Paul Ricœur - Reconnaissance et réciprocité

Dominique Temple | Mars 2015

 

Dans l’épilogue du livre Anthropologie philosophique publié à titre posthume qui reprend son discours prononcé lors de la réception du Kluge Prize, décerné aux États-Unis (Bibliothèque du Congrès) le 20 décembre 2004, et traduit de l’anglais [1], Paul Ricœur fait allusion à la réciprocité.

La thèse de l’individualisme, dit-il, se soutient de la définition de l’homme par ses capacités, et :

« À première vue ces capacités de base n’impliquent pas de demande de reconnaissance par autrui, la certitude de pouvoir faire est intime, certes ; toutefois chacune appelle un vis-à-vis : le discours est adressé à quelqu’un capable de répondre, de questionner, d’entrer en conversation et en dialogue. »

Cependant,

« Ce qui toutefois manque à ces implications d’autrui dans la certitude privée de pouvoir faire, c’est la réciprocité, la mutualité, qui seules permettent de parler de reconnaissance au sens fort. »

C’est alors que Ricœur soumet la réciprocité à un rapport de force entre les individus. Dans son raisonnement, se glissent en effet deux axiomes : la réciprocité n’est pas donnée spontanément et ne s’acquiert pas sans lutte.

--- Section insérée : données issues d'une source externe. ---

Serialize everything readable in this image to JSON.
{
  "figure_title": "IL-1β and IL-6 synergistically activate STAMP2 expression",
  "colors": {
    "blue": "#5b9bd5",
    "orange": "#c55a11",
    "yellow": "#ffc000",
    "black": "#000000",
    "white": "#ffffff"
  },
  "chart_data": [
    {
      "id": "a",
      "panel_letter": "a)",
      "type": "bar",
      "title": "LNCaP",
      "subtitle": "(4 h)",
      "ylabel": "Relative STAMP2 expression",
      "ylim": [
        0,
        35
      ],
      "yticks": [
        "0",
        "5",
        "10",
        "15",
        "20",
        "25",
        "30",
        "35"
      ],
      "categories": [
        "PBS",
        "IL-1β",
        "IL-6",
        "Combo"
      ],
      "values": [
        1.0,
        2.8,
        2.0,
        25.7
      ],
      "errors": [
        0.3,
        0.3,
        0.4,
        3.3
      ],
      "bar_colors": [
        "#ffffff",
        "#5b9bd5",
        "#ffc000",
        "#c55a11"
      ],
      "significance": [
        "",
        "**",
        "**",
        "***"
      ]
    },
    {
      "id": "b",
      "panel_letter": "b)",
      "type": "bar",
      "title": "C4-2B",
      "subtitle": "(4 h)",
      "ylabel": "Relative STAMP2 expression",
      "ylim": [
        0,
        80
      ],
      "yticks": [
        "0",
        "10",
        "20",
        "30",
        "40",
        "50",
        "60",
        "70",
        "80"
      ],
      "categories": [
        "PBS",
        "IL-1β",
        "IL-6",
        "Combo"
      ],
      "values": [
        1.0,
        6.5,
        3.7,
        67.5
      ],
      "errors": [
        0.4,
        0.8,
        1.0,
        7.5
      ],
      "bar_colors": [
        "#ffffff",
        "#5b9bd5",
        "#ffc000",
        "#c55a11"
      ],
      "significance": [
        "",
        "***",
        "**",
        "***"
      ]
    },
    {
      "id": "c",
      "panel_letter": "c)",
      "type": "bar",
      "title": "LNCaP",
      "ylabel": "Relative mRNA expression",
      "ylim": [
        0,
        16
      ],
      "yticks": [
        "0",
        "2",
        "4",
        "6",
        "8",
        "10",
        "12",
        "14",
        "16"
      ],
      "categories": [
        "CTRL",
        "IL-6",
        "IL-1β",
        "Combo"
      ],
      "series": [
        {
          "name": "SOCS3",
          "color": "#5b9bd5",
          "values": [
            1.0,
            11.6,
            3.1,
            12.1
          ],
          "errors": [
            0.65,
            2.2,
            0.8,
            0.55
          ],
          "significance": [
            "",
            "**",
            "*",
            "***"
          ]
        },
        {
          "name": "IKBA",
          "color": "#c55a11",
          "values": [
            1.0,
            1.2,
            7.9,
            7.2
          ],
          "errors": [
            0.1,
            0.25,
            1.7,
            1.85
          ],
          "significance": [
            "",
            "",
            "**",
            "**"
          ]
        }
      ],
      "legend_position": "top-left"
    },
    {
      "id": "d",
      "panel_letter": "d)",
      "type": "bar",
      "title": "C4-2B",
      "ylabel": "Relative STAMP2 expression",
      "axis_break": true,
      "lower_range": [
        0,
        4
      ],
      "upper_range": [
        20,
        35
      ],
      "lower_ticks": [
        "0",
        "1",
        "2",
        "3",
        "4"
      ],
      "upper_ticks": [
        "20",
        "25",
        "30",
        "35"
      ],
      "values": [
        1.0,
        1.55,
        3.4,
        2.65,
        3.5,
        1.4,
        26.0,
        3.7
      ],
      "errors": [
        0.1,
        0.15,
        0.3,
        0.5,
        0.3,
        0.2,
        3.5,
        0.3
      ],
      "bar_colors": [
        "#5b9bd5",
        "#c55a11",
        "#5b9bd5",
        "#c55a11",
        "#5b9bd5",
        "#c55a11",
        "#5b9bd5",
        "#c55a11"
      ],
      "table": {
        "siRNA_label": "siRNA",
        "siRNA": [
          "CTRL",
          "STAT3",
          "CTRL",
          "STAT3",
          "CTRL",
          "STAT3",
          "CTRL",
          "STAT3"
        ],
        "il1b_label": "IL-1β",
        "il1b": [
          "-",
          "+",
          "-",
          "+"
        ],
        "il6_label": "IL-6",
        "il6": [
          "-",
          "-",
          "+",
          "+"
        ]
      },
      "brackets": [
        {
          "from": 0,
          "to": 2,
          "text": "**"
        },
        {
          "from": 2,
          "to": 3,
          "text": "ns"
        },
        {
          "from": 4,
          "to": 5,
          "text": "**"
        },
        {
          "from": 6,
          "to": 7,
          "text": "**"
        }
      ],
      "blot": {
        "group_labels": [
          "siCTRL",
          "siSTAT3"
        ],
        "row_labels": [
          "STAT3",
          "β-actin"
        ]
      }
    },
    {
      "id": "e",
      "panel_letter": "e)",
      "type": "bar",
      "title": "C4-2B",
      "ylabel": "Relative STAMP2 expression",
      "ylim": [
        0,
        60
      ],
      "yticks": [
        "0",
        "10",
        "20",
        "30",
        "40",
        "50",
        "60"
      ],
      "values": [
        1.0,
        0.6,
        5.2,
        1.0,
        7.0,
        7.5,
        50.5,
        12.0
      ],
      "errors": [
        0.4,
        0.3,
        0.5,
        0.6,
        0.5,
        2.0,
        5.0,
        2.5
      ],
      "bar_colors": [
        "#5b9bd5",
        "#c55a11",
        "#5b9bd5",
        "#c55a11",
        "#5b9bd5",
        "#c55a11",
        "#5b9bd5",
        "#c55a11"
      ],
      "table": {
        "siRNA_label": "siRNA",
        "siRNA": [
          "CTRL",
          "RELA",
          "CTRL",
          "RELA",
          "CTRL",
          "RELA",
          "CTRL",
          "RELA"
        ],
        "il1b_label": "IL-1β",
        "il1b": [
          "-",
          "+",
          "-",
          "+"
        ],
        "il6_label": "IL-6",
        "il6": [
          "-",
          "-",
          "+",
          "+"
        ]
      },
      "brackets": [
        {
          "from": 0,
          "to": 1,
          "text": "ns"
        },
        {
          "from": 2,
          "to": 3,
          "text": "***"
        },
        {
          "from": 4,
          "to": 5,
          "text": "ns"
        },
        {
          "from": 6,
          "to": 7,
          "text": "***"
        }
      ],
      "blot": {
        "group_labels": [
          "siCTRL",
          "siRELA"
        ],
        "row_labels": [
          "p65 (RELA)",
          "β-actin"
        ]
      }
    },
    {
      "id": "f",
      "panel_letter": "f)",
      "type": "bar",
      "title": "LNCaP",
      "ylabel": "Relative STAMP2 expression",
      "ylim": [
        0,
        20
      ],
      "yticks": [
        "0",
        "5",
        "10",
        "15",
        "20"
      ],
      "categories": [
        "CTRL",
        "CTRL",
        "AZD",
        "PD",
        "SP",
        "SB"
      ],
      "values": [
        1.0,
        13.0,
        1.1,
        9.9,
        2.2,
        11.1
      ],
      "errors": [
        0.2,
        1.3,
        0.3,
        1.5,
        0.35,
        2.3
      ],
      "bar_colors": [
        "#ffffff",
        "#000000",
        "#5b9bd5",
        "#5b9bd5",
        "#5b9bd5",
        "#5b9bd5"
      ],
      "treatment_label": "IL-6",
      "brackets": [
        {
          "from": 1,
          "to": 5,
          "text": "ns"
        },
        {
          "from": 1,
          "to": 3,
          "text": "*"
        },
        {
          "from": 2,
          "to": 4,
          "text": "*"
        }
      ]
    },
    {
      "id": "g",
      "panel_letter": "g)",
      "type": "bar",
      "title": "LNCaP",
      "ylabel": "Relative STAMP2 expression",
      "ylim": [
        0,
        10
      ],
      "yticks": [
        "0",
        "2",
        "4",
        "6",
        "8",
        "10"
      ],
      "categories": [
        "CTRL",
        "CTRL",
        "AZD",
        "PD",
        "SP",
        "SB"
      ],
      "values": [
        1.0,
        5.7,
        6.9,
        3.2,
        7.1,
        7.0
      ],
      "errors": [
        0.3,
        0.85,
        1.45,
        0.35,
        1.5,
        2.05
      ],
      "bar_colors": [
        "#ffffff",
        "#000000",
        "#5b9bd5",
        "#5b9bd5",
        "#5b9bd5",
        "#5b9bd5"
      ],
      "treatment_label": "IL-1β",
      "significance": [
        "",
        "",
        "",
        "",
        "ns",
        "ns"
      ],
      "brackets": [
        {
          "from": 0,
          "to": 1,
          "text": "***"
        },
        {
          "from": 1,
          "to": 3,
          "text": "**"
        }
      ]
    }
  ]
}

« Cette mutualité n’est pas donnée spontanément ; c’est pourquoi elle est demandée ; et cette demande ne va pas sans conflit et sans lutte ; »

Il est vrai que la phrase suivante ramène ces axiomes à l’expérience de la société de notre temps et à l’espace occidental :

« L’idée de lutte pour la reconnaissance est au cœur des rapports sociaux modernes ; »

D’ailleurs la primauté de la lutte ne se soutient que par un mythe.

« Le mythe de l’état de nature donne à la compétition, à la défiance, à l’affirmation arrogante de la gloire solitaire le rôle de fondation et d’origine ; dans cette guerre de tous contre tous seule la peur de la mort violente régnerait. »

L’idée suivante est que la lutte pour la reconnaissance n’aboutit qu’à un résultat mitigé, grevé d’une certaine insatisfaction du fait que le lien social ainsi constitué ne célèbre pas « l’estime sociale qui s’adresse à la valeur personnelle et à la capacité de poursuivre le bonheur selon sa conception de la vie bonne. »

La bienveillance paraît alors une autre source de la reconnaissance.

« La question se pose alors de savoir si le lien social ne se constitue que dans la lutte pour la reconnaissance, ou s’il n’y a pas aussi à l’origine une sorte de bienveillance liée à la similitude d’homme à homme dans la grande famille humaine. »

La bienveillance serait donc tout autant fondée que l’arrogance des uns vis-à-vis des autres.

« On peut trouver un premier recours en faveur de la réciprocité dans le caractère - tout aussi primitif que la guerre de tous contre tous - d’un droit naturel où un égal respect serait reconnu à tous les contractants du lien social ; le caractère moral du lien social serait ainsi tenu pour irréductible. »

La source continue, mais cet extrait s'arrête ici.